Why me

Sanihelp.it – Quanto della nostra vita è già scritto nel DNA?

Il caso e la vita, visti come un insieme di eventi imprevedibili ed emergenti, lasciano una possibilità di azione all’essere umano?

Perché io, perché noi siamo vivi?

Perché il cancro ha colpito me e non un altro?

Perché io sono sopravvissuto al mio tumore e il mio compagno di stanza dell’ospedale no?

Dal 6 aprile è disponibile su Prime Video WHY ME, il documentario di Fondazione AIRC che indaga il tema dell’identità: a condurre in questo viaggio è l’attore Pietro Sermonti,  bravo attore italiano popolare grazie alla sua partecipazione in diverse serie TV molto famose, come un medico in famiglia.

«Why me» nasce dalle suggestioni di «DNA, lo spettacolo che fa suonare la scienza», opera originale prodotta da Fondazione AIRC che racconta in modo innovativo ed emozionante il valore culturale della ricerca oncologica nel nostro Paese.

Lo spettacolo ha anche ispirato l’omonimo libro firmato dal filosofo Telmo Pievani: «DNA. Un codice per scrivere la vita e decifrare il cancro».

Questo docufilm si inserisce nel più ampio progetto Wonder Why: Wonder è l’emozione, Why è la razionalità. Wonder Why è il farsi domande e lasciarsi stupire dalle risposte; è chiedersi perché; è la meraviglia della conoscenza.

Wonder Why è il progetto con il quale Fondazione AIRC per la Ricerca sul Cancro vuole risvegliare la curiosità con il piacere di imparare cose nuove e la capacità di cogliere la bellezza della scienza.  

Il documentario Why me si snoda lungo una serie di interviste condotte da Pietro Sermonti che interroga alcuni esponenti illustri della scienza e della ricerca scientifica, come il premio Nobel per la medicina Elizabeth Blackburn, il professor Pier Paolo Di Fiore, Docente di Patologia generale Università di Milano e direttore Programma Novel Diagnostics Istituto Europeo di Oncologia, il filosofo ed evoluzionista Telmo Pievani e la dottoressa Alessia Ciarrocchi, ricercatrice AIRC presso l'Azienda Unità Sanitaria Locale di Reggio Emilia IRCCS. 

Nel corso del racconto il mondo scientifico si affianca e si sovrappone a quello artistico attraverso i contributi del gruppo musicale dei Deproducers – Vittorio Cosma, Gianni Maroccolo, Max Casacci e Riccardo Sinigallia – e con gli interventi di un’ospite d’eccezione, Mara Maionchi, che sprona il protagonista a non arrendersi e a proseguire la sua ricerca personale per riuscire a fugare i tanti dubbi che lo accompagnano. 

Sermonti raccoglie in questo delicato percorso anche le testimonianze di alcune persone che hanno affrontato la malattia e le difficoltà a essa connesse: Sara Caldarola, insegnante e mamma dopo aver superato un tumore al seno, e Giacomo Cardaci, scrittore e giurista curato per un Linfoma di Hodgkin.

«WHY ME è stata una grande sfida, ho accettato con slancio e con un po’ di timore l’invito di Fondazione AIRC a mettermi alla prova in un documentario che voleva scavare nella nostra identità più profonda – ha dichiarato Pietro Sermonti – Dopo questo percorso così intenso non sono certo di aver trovato tutte le risposte ma, grazie agli straordinari personaggi che ho incontrato in questo viaggio, ho capito che la scienza ci spiega cos’è e come funziona una determinata cosa ma non ha risposte per tutto.
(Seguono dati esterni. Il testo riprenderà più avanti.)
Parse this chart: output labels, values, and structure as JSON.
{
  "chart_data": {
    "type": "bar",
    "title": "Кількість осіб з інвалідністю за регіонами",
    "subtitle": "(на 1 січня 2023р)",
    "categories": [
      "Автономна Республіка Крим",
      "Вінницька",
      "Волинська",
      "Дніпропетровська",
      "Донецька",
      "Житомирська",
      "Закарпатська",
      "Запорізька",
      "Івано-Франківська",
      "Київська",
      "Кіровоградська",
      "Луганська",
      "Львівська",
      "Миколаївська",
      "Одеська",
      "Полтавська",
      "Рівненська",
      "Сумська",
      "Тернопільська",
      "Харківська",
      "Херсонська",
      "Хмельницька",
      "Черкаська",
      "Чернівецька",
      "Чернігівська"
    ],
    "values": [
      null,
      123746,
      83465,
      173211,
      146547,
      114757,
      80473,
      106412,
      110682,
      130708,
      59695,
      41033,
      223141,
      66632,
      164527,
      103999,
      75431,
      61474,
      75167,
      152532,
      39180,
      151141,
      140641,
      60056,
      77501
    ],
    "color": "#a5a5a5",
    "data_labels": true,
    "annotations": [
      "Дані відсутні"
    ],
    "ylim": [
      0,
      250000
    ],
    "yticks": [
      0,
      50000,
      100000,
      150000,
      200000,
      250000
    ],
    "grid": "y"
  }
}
Ci sono ambiti in cui la scienza non ha giurisdizione e per affrancarci dall’ignoranza dobbiamo affidarci ad altre discipline del sapere umano come l’arte, la musica, la filosofia e la letteratura. Come spiegava bene Galileo: ‘La scienza non ci insegna come andare in cielo ma ci insegna come è fatto il cielo».